A Yogi's Secret To Thriving During Motherhood
As a mother of twin 4-year-old boys, I have been through my fair share of challenges. I credit my sanity solely to my yoga practice.
Here are four lessons yoga has helped me embrace my challenges as a mother:
Lesson 1: Start with the foundation
A yoga pose is adjusted from the ground up. We always want to start with the foundation! If the feet aren't aligned where they should be, the benefits of the pose are compromised.
The same sentiment speaks true as a mother. We want to start with the foundation —the basics — sleep and diet. A solid sleep schedule is what keeps your child happy and you partially sane. Try adjusting the schedule so everybody in the house can benefit from a happy, rested child.
What if your child doesn't like bed time? Think about how you are approaching it. I didn't like Warrior I for a while, and I would approach this "basic" posture with immediate resistance.
How am I supposed to anchor my tailbone, square my hips and get that inward rotation of the back leg? But with consistency and a change in my attitude, my despise for Warrior I resided. With consistency and a softened, calm approach to bedtime, your child will eventually come around.
As for diet, we've all witnessed the Jekyll and Hyde affect sugar and processed food has on children. Find healthy alternatives and make the children think they are getting a special treat. Better yet, have them help you make it! The process of making the treat themselves, creates a whole new level of appreciation. Scan through Pinterest and let them pick their special treat for the week. Maybe it's anything from chocolate date balls to homemade peanut butter or granola. They will be sure to love it!
Lesson 2: Pranayama
Breathing plays an integral part in anyone's yoga practice. I can increase energy and clear the funk with Pranayama, aka "guidance of breath."Pranayama is a yoga term meaning "control of the breath." Prana represents life force and energy, while yama represents the ability to control and lengthen that breath and/or energy. Though it's often associated with rapid breathing, Pranayama is all about control of the breath.

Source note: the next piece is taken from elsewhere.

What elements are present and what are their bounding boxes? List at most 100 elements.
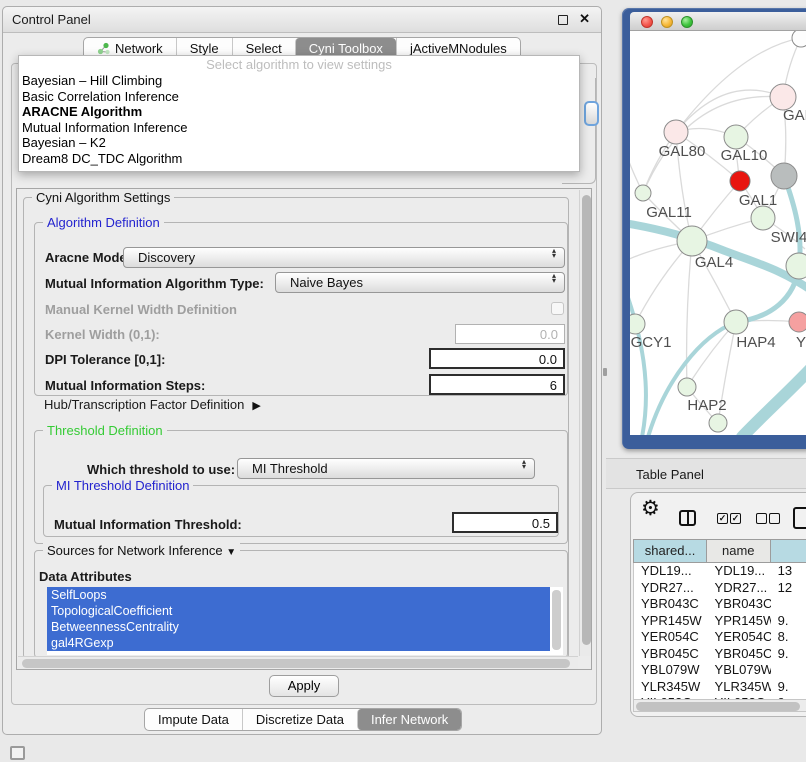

And with Ujjayi breathing — a well-known practice of Pranayama in yoga — we burn toxins, create heat and draw our focus to the present. Take these tools off the mat, and next time your child is crying hysterically, guide them to slow down their inhales and exhales. Then you are able to reason with them. If you're patience is running thin, the same lesson applies. Put your child and yourself in a time out, and focus on lengthening your inhalations and exhalations.
Lesson 3: Embrace modifications
Our bodies are different every day, which means that there are some days when we won't look, feel or perform at our best. Remember the modifications given to you in your yoga class? Whether it's lowering to your knees in Chaturanaga, using the block in Triangle, or resting in Child's Pose — you are guided to listen to your body and modify to create the best outcome.
If I overextend myself in a yoga class, I leave feeling depleted rather than refreshed. Same goes for motherhood! Discipline yourself and modify or even back off when you need to. What works today may not work next week. Every child is different and they are ever-changing. The discipline needs to change with the child. In terms of schedule, don't be afraid to deviate when necessary. Know that it is OK to budge every now and then for a special event.
Lesson 4: Accepting the process
"Practice and all is coming." -Pattabhi Jois
The beauty about yoga is that there is alway room for improvement. Never get discouraged in yourself — know that it is a process, and allow that process to unfold on its own time. A mother has to be "on" ALL of the time, so don't beat yourself up if you lose your cool every now and then. You are human! Know that every day is an opportunity to go one step beyond the past. Look at those obstacles as opportunities to grow.